Assembly Bill 1003 addresses wage theft according to the California penal code. In the past, employers have been sued or fined for withholding wages. Now employers can be held liable for grand theft if they intentionally withhold more than $950 from any employee, or $2,350 from two or more employees in any consecutive 12-month period. Withholding wages, gratuities, benefits, or other compensation, not paying minimum wage, offering overtime, or meal or rest breaks is a felony instead of a misdemeanor for an employer in 2022.

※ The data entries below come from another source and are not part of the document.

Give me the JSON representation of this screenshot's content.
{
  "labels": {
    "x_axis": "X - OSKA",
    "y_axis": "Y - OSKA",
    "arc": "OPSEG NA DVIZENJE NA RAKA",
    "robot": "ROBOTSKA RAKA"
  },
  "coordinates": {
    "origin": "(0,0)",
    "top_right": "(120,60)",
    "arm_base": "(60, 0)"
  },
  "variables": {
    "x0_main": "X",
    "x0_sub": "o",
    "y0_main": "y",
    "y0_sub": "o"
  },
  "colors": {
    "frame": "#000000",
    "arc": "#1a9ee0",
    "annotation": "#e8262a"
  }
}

Relief for Restaurants and other Hard Hit Small Businesses Act of 2022 (H.R. 3807), addresses financial support for restaurants, arts and entertainment venues, and small businesses adversely affected by the COVID-19 pandemic. It passed in the House on 4/07/22 and will extend to 3/11/23, maybe longer. Made up of an additional $42 billion for the existing Restaurant Revitalization Fund, previous applicants who have not received a grant have priority. The Hard Hit Industries Award Program determines award recipients within the bill, with a maximum amount of $1 million being granted for each organization. Through this process, the Small Business Act (SBA) prioritizes organizations that have experienced significant pandemic-related revenue loss, prioritizing those that experienced a loss of at least 80%. The second priority is to those that experienced at least a 60% loss and last, a 40% loss. Funds may be used for operating expenses such as mortgage, rent, utility payments, and payroll.

 

restaurant relief act

 

In addition, the temporary practice of outdoor dining will continue. Many areas have noted the profitable impact outdoor dining had on the restaurant industry during the pandemic and are seeking legislation to allow it to continue. In Connecticut, Governor Ned Lamont announced House Bill 5271, allowing the rules on outdoor dining at restaurants established during the COVID-19 pandemic to continue for at least another 13 months. Approved in the House and Senate, these relaxed outdoor dining rules will continue to allow restaurants to impact the economy positively.